NASA and avionics hardware manufacturers are also heavy users of Ada, he said. Anything mission-critical would be suitable for Ada. For instance, embedded systems in the Boeing 777 and 787 run Ada code. In all these cases, the component manufacturers are "interested in highly reliable mission-critical programs. And that is the niche that Ada has found its way into," Dewar said.

In addition to AdaCore, IBM Rational and Green Hills Software offer Ada developer environments.

It also works well as a teaching language. The Air Force Academy found it to be a good language that inexperienced programmers could use to build robust programs. At the SigAda conference, instructor Leemon Baird III showed how a student used Ada to build an artificial-intelligence function for a computer to play a game called Connect4 against human opponents.

"A great part of his success was due to Ada's features," Baird said.

Although it was only 2,000 lines, the language allowed the student to write robust code.

"It had to be correct," he said. The code flowed easily between Solaris and Windows, and could be run across different types of processors with minimal porting.

Programs written in an extension of Ada, called Spark, will be used to run the next-generation U.K. ground station air traffic control system, called Interim Future Area Control Tools Support (IFacts). Praxis, a U.K. systems engineering company, is providing the operating code for IFacts.

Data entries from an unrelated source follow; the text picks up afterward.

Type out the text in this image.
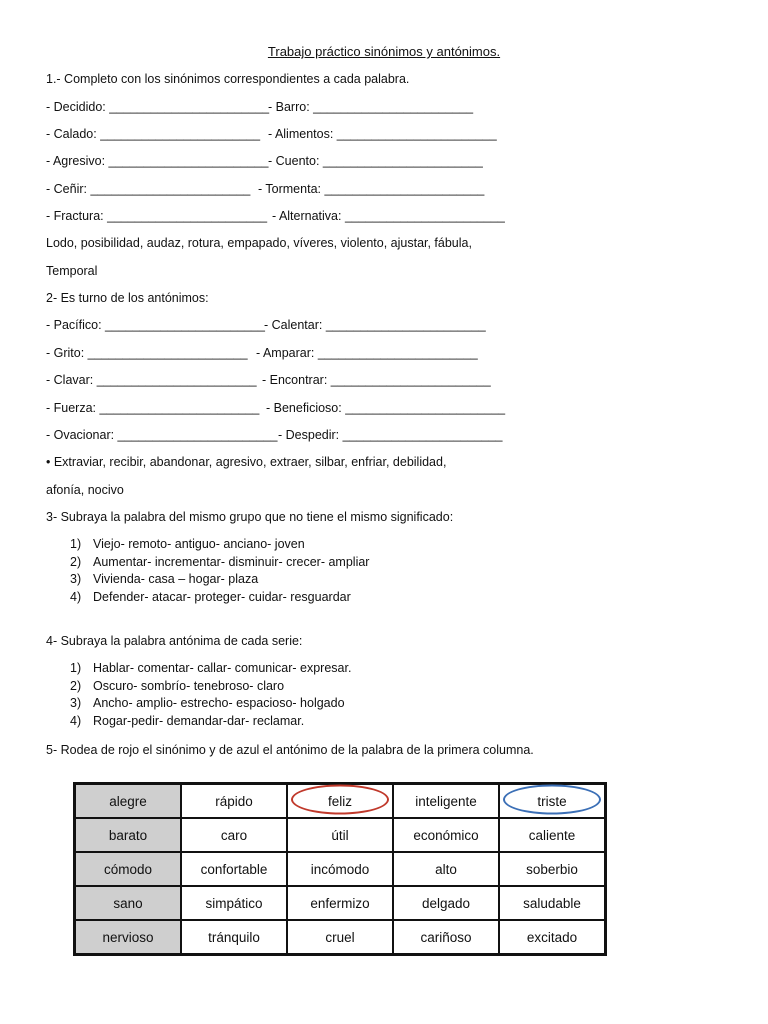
Trabajo práctico sinónimos y antónimos.
1.- Completo con los sinónimos correspondientes a cada palabra.
- Decidido: _______________________
- Barro: _______________________
- Calado: _______________________ - Alimentos: _______________________
- Agresivo: _______________________ - Cuento: _______________________
- Ceñir: _______________________ - Tormenta: _______________________
- Fractura: _______________________ - Alternativa: _______________________
Lodo, posibilidad, audaz, rotura, empapado, víveres, violento, ajustar, fábula,
Temporal
2- Es turno de los antónimos:
- Pacífico: _______________________ - Calentar: _______________________
- Grito: _______________________ - Amparar: _______________________
- Clavar: _______________________ - Encontrar: _______________________
- Fuerza: _______________________ - Beneficioso: _______________________
- Ovacionar: _______________________ - Despedir: _______________________
• Extraviar, recibir, abandonar, agresivo, extraer, silbar, enfriar, debilidad,
afonía, nocivo
3- Subraya la palabra del mismo grupo que no tiene el mismo significado:
1) Viejo- remoto- antiguo- anciano- joven
2) Aumentar- incrementar- disminuir- crecer- ampliar
3) Vivienda- casa – hogar- plaza
4) Defender- atacar- proteger- cuidar- resguardar
4- Subraya la palabra antónima de cada serie:
1) Hablar- comentar- callar- comunicar- expresar.
2) Oscuro- sombrío- tenebroso- claro
3) Ancho- amplio- estrecho- espacioso- holgado
4) Rogar-pedir- demandar-dar- reclamar.
5- Rodea de rojo el sinónimo y de azul el antónimo de la palabra de la primera columna.
alegre	rápido	feliz	inteligente	triste

barato	caro	útil	económico	caliente
cómodo	confortable	incómodo	alto	soberbio
sano	simpático	enfermizo	delgado	saludable
nervioso	tránquilo	cruel	cariñoso	excitado
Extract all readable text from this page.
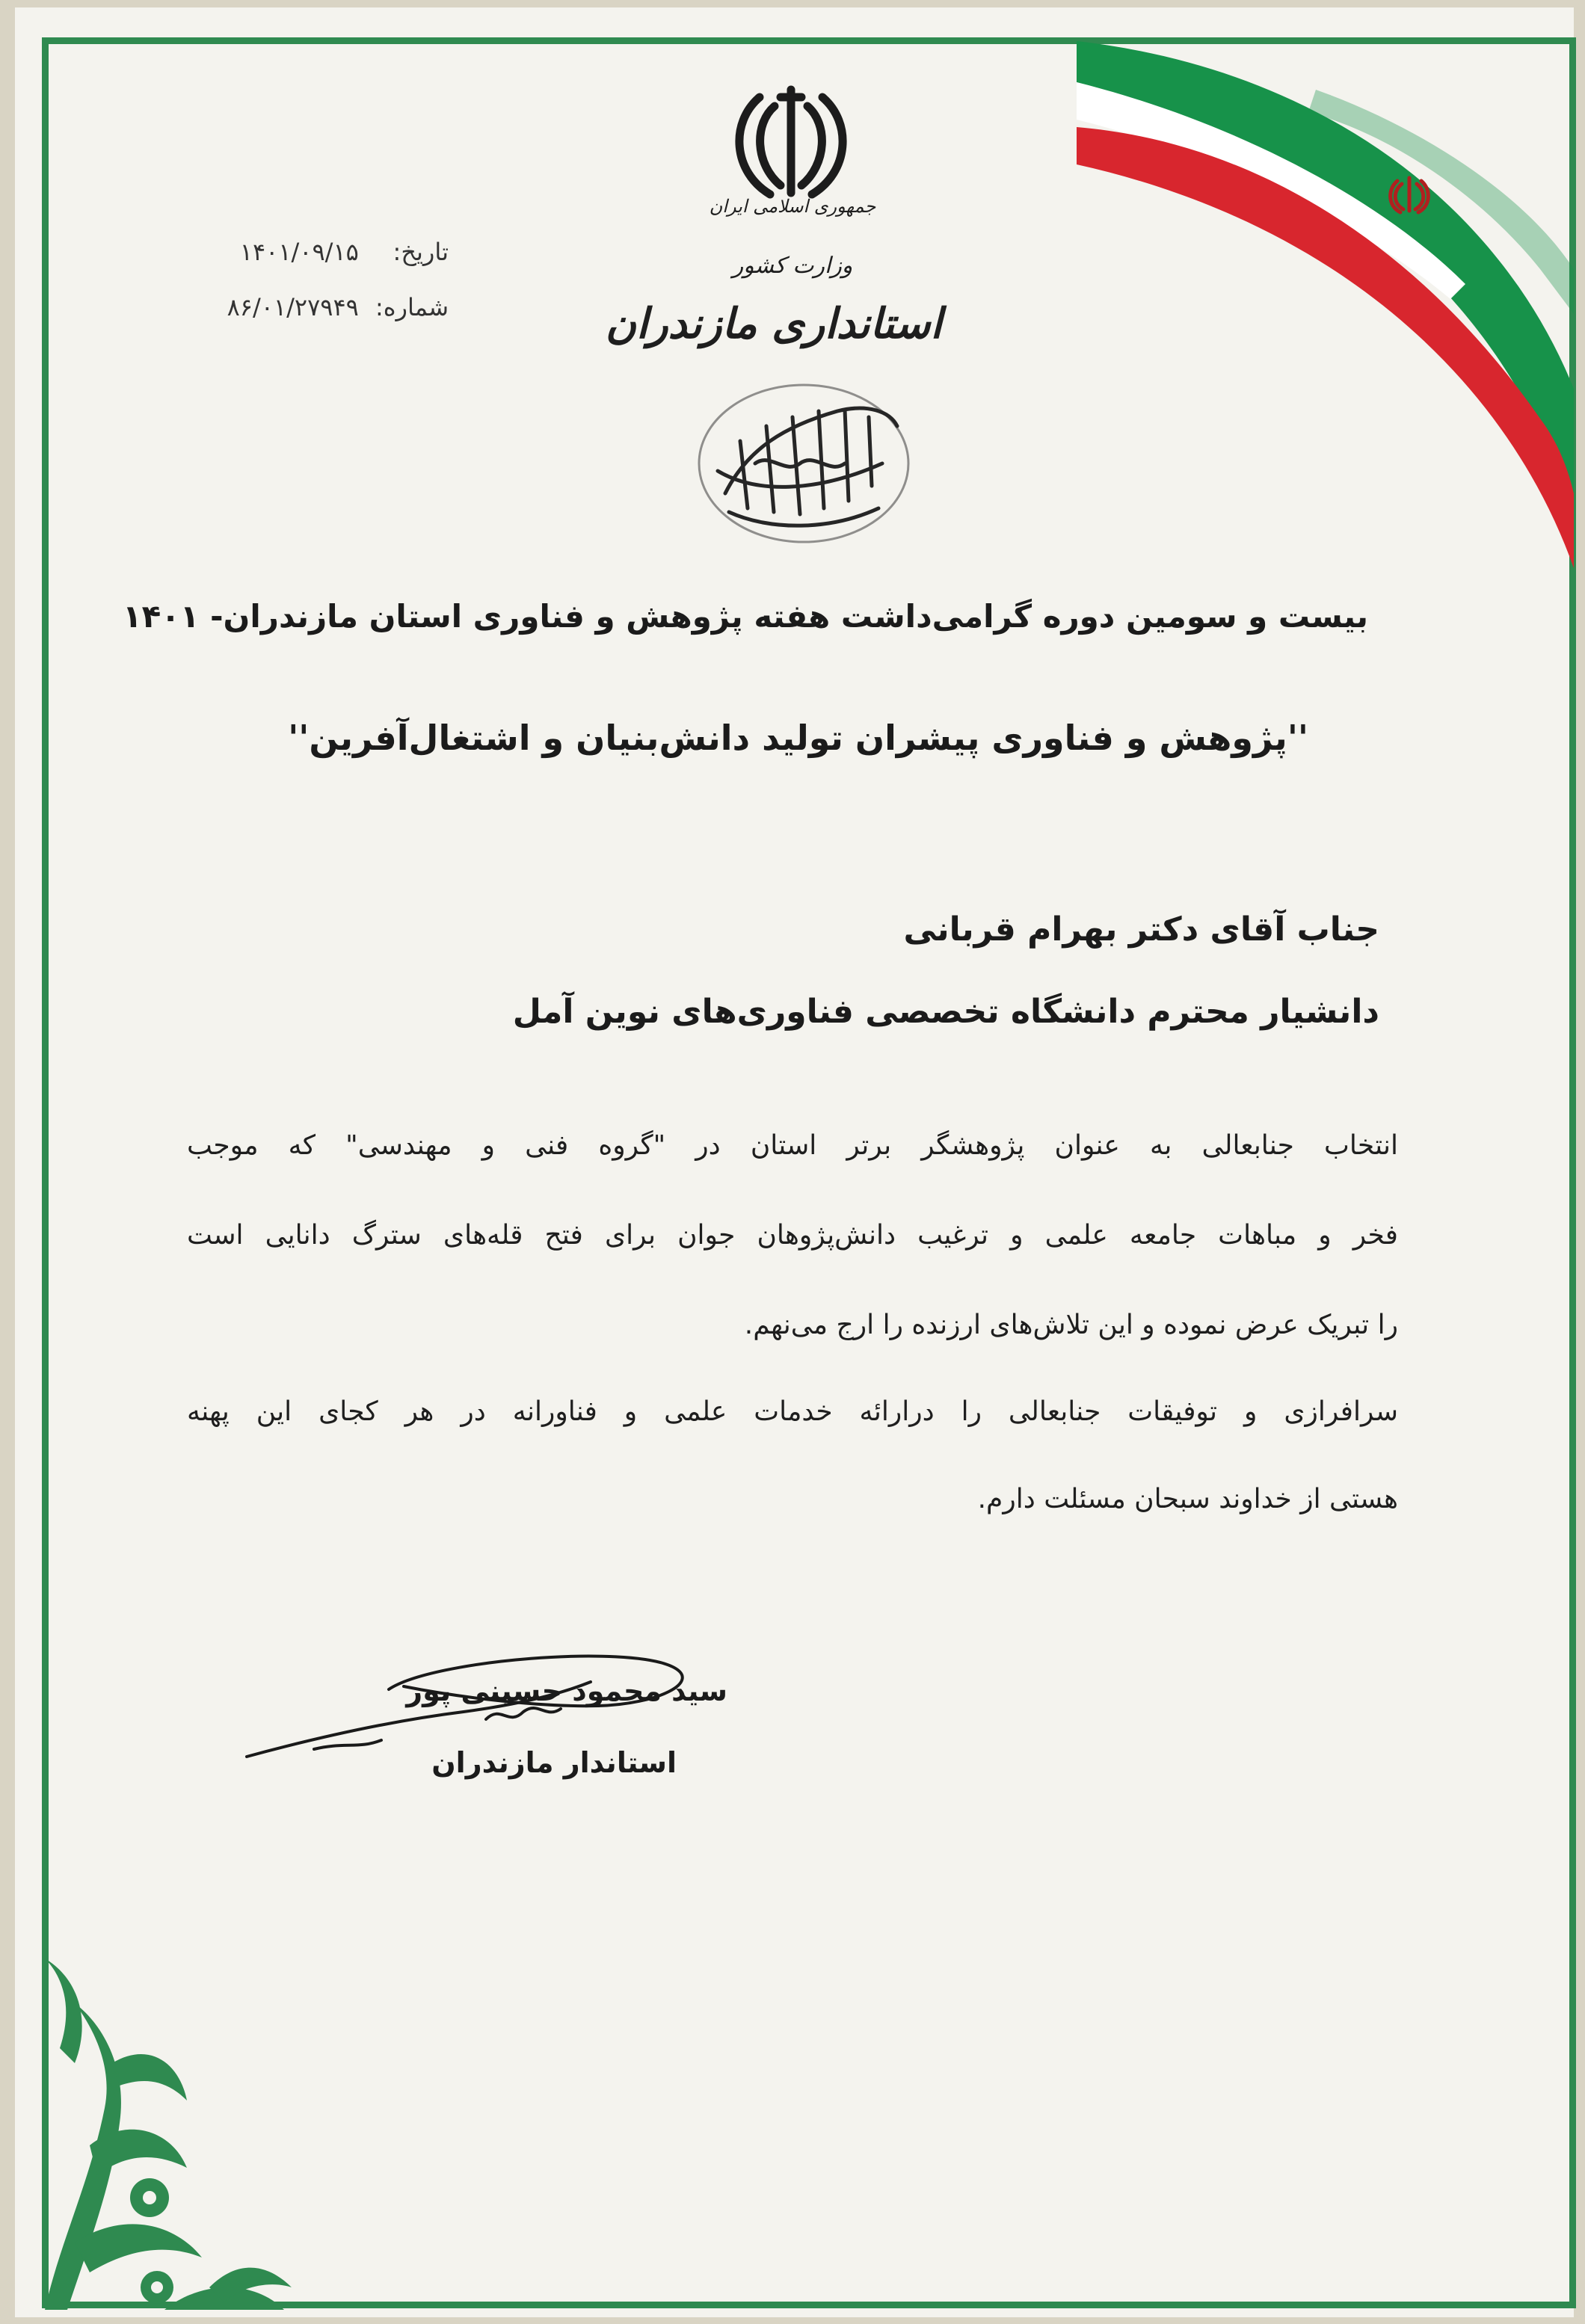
جمهوری اسلامی ایران
وزارت کشور
استانداری مازندران
تاریخ: ۱۴۰۱/۰۹/۱۵
شماره: ۸۶/۰۱/۲۷۹۴۹
بیست و سومین دوره گرامی‌داشت هفته پژوهش و فناوری استان مازندران- ۱۴۰۱
''پژوهش و فناوری پیشران تولید دانش‌بنیان و اشتغال‌آفرین''
جناب آقای دکتر بهرام قربانی
دانشیار محترم دانشگاه تخصصی فناوری‌های نوین آمل
انتخاب جنابعالی به عنوان پژوهشگر برتر استان در "گروه فنی و مهندسی" که موجب
فخر و مباهات جامعه علمی و ترغیب دانش‌پژوهان جوان برای فتح قله‌های سترگ دانایی است
را تبریک عرض نموده و این تلاش‌های ارزنده را ارج می‌نهم.
سرافرازی و توفیقات جنابعالی را درارائه خدمات علمی و فناورانه در هر کجای این پهنه
هستی از خداوند سبحان مسئلت دارم.
سید محمود حسینی پور
استاندار مازندران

In 2002, England's busiest airport terminal, London Heathrow Airport, suffered a software-based breakdown of its airplane routing system. Praxis is under a lot of pressure to ensure its code is free from defects.

Praxis also used Spark for a 2006 National Security Agency-funded project, called the Tokeneer ID Station, said Rod Chapman, an engineer at Praxis. The idea was to create software that would meet the Common Criteria requirements for Evaluation Assurance Level 5, a process long thought to be too challenging for commercial software.

To do this, the software code that was generated had to have a low number of errors. The program itself was access control software. Someone wishing to gain entry to a secure facility and use a workstation would need the proper smart card and provide a fingerprint. By using Spark, a static check was made of the software before it was run, to ensure all the possible conditions led to valid outcomes. In more than 9,939 lines of code, no defects were found after the testing and remediation process was completed.

Although the original language leaned heavily toward strong typing and provability, subsequent iterations have kept Ada modernized, Dewar said. Ada 95 added object-oriented programming capabilities, and Ada 2005 tamped down on security requirements even further. The language has also been ratified as a standard by the American National Standards Institute and by the International Organization of Standards (ISO/IEC 8652).

Incidentally, Ada was named for Augusta Ada King, Countess of Lovelace, daughter of Lord Byron. In the early 19th century, she published what is considered by most to be the world's first computer program, to be run on a prototype of a computer designed by Charles Babbage, called the Analytical Engine. But don't let the language's historical legacy fool you -- it might be just the thing to answer tomorrow's security and reliability challenges.